Это самое и предвидел Ганс Касторп, когда на телеграмму консула хладнокровно про себя ответил: «Милости просим!»; однако не следует думать, будто он сознательно рассчитывал использовать против дядюшки непреклонную самонадеянность окружения. Для этого Ганс Касторп сам слишком уж тесно сросся с окружающей средой, и не он управлял ею при отражении вражеской атаки, а она им, так что все шло своим естественным путем, как бы само собой, начиная с того мгновения, когда что-то в облике племянника заставило дядю смутно ощутить всю безнадежность затеянного предприятия, и вплоть до конца и развязки, которую Ганс Касторп все же не преминул встретить или, вернее, проводить меланхолической улыбкой.
В первое же утро после завтрака, во время которого старожил познакомил приезжего с избранным кругом за своим столом, Тинапель узнал от гофрата Беренса, – высоченный, синещекий, тот в сопровождении черняво-бледного своего ассистента прошествовал, загребая ручищами, по столовой, направо и налево задавая риторический свой вопрос «Ну как? хорошо спали?» – что он, вице-консул Тинапель, не только замечательно придумал навестить здесь наверху своего одинокого neveu[66], но и поступил весьма здраво, если говорить о его личных интересах, ибо у него, конечно, общее малокровие.

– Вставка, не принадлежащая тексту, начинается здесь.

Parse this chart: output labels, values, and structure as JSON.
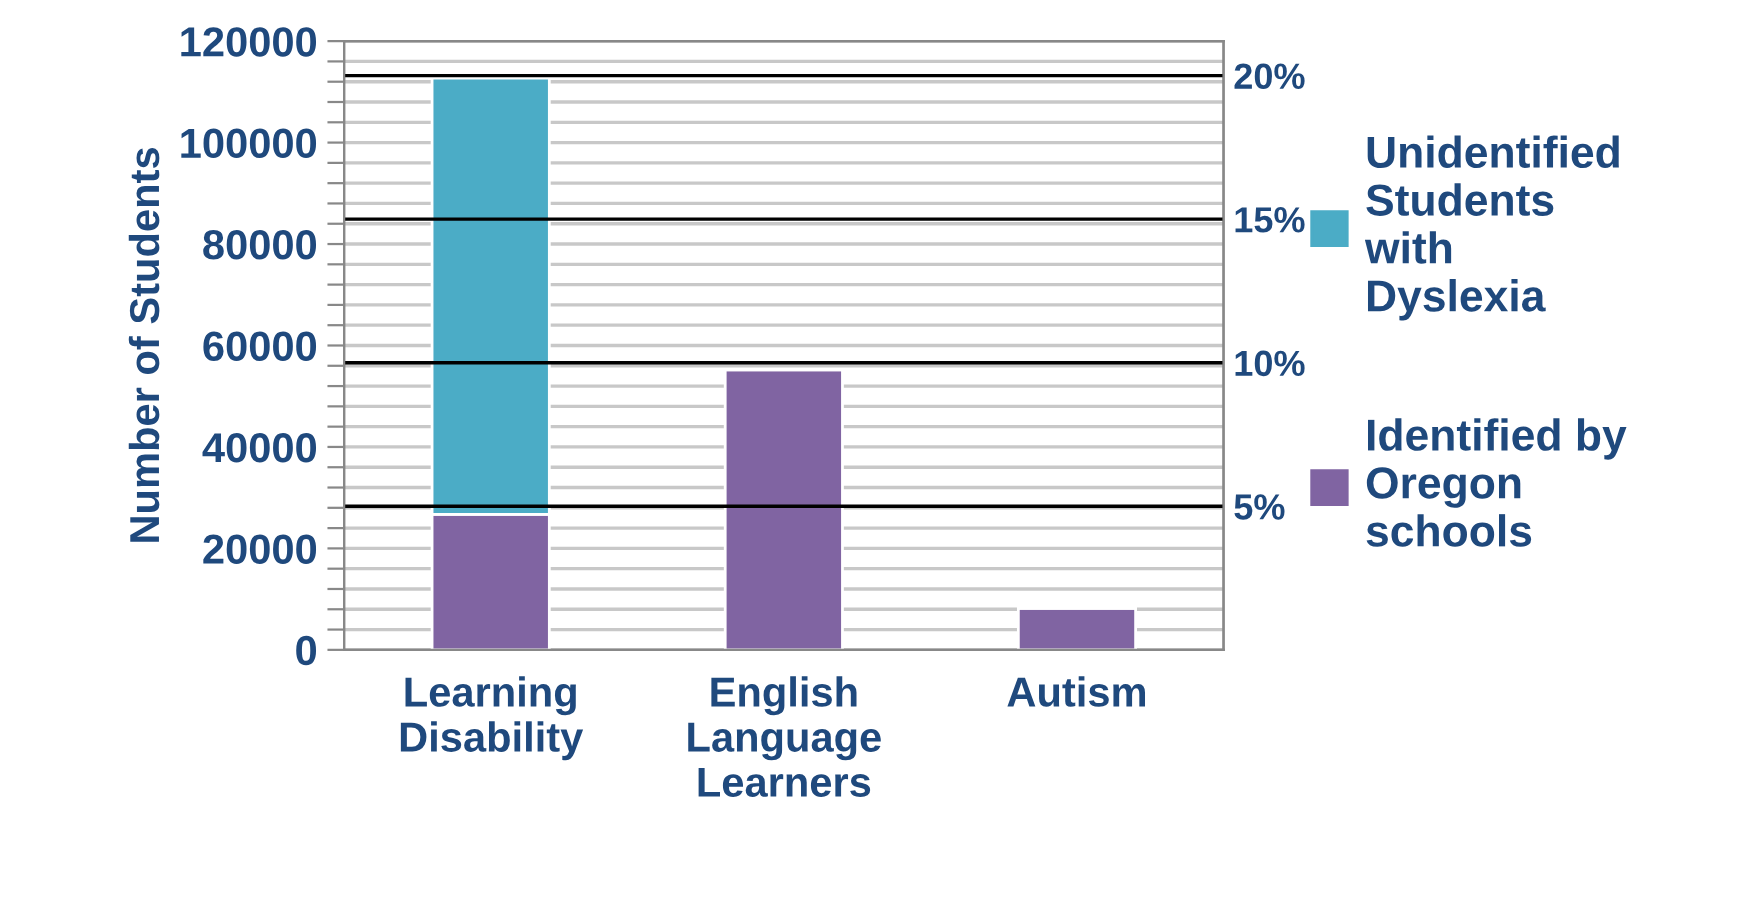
{
  "chart_data": {
    "type": "bar",
    "stacked": true,
    "categories": [
      "Learning Disability",
      "English Language Learners",
      "Autism"
    ],
    "series": [
      {
        "name": "Identified by Oregon schools",
        "color": "#8064a2",
        "values": [
          26700,
          55200,
          8200
        ]
      },
      {
        "name": "Unidentified Students with Dyslexia",
        "color": "#4bacc6",
        "values": [
          86000,
          null,
          null
        ]
      }
    ],
    "ylabel": "Number of Students",
    "ylim": [
      0,
      120000
    ],
    "yticks": [
      0,
      {
        "value": 4000,
        "label": null
      },
      {
        "value": 8000,
        "label": null
      },
      {
        "value": 12000,
        "label": null
      },
      {
        "value": 16000,
        "label": null
      },
      20000,
      {
        "value": 24000,
        "label": null
      },
      {
        "value": 28000,
        "label": null
      },
      {
        "value": 32000,
        "label": null
      },
      {
        "value": 36000,
        "label": null
      },
      40000,
      {
        "value": 44000,
        "label": null
      },
      {
        "value": 48000,
        "label": null
      },
      {
        "value": 52000,
        "label": null
      },
      {
        "value": 56000,
        "label": null
      },
      60000,
      {
        "value": 64000,
        "label": null
      },
      {
        "value": 68000,
        "label": null
      },
      {
        "value": 72000,
        "label": null
      },
      {
        "value": 76000,
        "label": null
      },
      80000,
      {
        "value": 84000,
        "label": null
      },
      {
        "value": 88000,
        "label": null
      },
      {
        "value": 92000,
        "label": null
      },
      {
        "value": 96000,
        "label": null
      },
      100000,
      {
        "value": 104000,
        "label": null
      },
      {
        "value": 108000,
        "label": null
      },
      {
        "value": 112000,
        "label": null
      },
      {
        "value": 116000,
        "label": null
      },
      120000
    ],
    "y2lim": [
      0,
      21.2
    ],
    "y2ticks": [
      {
        "value": 5,
        "label": "5%"
      },
      {
        "value": 10,
        "label": "10%"
      },
      {
        "value": 15,
        "label": "15%"
      },
      {
        "value": 20,
        "label": "20%"
      }
    ],
    "grid": "y",
    "legend": "right"
  }
}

Малокровие у него, Тинапеля? «И еще какое! – сказал Беренс, оттягивая ему нижнее веко указательным пальцем. – Классическое!» – подтвердил он. Уважаемый дядюшка поступит очень разумно, если недельки на две, на три со всем комфортом расположится здесь в горизонтальном положении у себя на балкончике, да и в остальном задастся целью во всем следовать благому примеру племянника. В его состоянии самое остроумное некоторое время пожить так, словно у него легкий tuberculosis pulmonum, который, кстати говоря, имеется у всех.

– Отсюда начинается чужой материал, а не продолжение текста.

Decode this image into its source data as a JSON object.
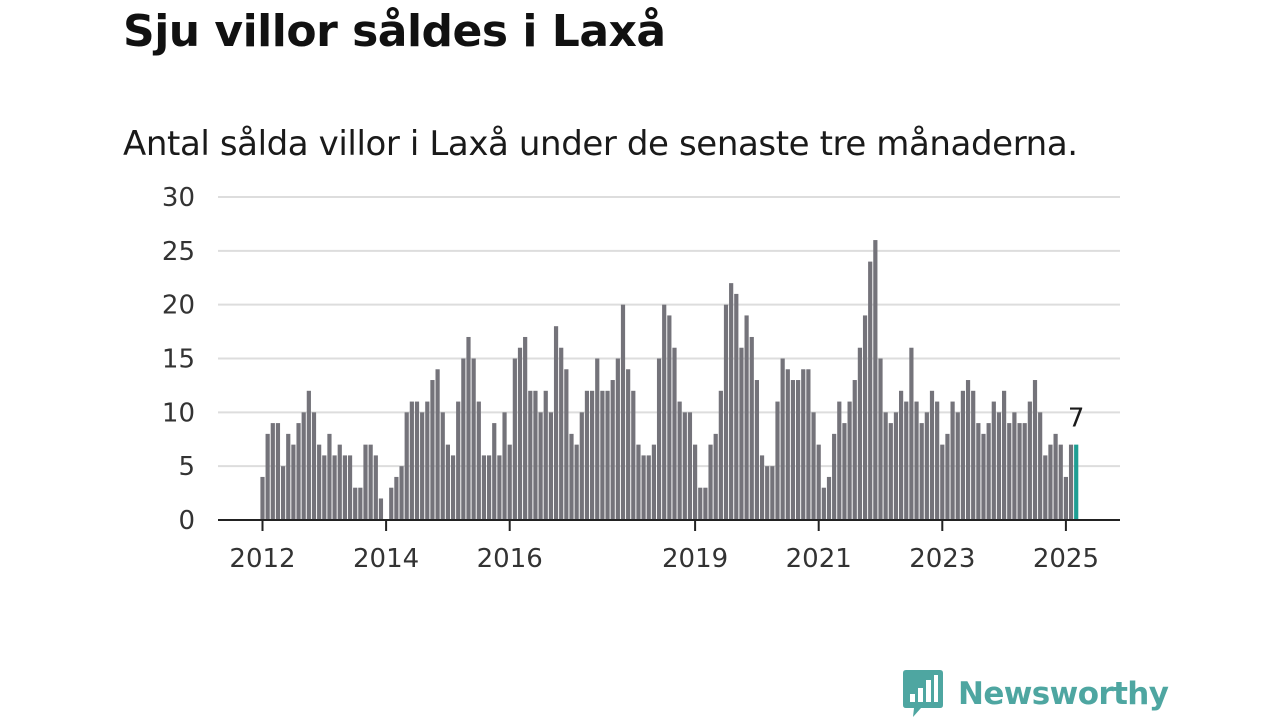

– Конечно, бес-спорно! – поспешил согласиться консул и еще некоторое время, открыв от усердия и учтивости рот, глядел на крутой затылок гофрата, который продолжал обход, загребая руками, тогда как видавший виды племянник невозмутимо стоял рядом. Засим они, как положено, отправились на увеселительную прогулку до скамейки у водостока и обратно, после чего Джемс Тинапель впервые приобщился к процедуре лежания, разумеется, под руководством Ганса Касторпа, который в придачу к привезенному пледу одолжил дяде одно из своих одеял верблюжьей шерсти – стояла такая чудная осенняя погода, что ему самому и одного за глаза было достаточно, – и добросовестно, прием за приемом, посвятил гостя во все тонкости искусства заворачиваться в них, а когда консул уже лежал, аккуратно спеленатый наподобие мумии, не поленился опять все развернуть, чтобы заставить того уже собственноручно, почти без его вмешательства, проделать весь установленный ритуал с самого начала, а также показал ему, как прикреплять полотняный зонт и загораживаться от солнца.
Консул острил. Дух равнины все еще крепко сидел в нем, и он посмеивался над всей этой премудростью, как перед тем насмехался над предписанной после завтрака строго регламентированной увеселительной прогулкой. Но когда он увидел безмятежно-спокойную улыбку, с какой племянник встречал все его шуточки, улыбку, отражавшую, как в зеркале, всю самонадеянность этого обособленного мирка, ему стало не по себе, он испугался за свою деловую энергию и тут же решил, не откладывая, возможно скорее, еще сегодня же днем добиться встречи с гофратом и серьезно поговорить с ним о племяннике, пока у него, Тинапеля, еще не иссяк запас сил и крепости духа, вывезенный из равнины, ибо он чувствовал, что слабеет, что дух санатория вкупе с его собственной благовоспитанностью уже вступили против него в опасный союз.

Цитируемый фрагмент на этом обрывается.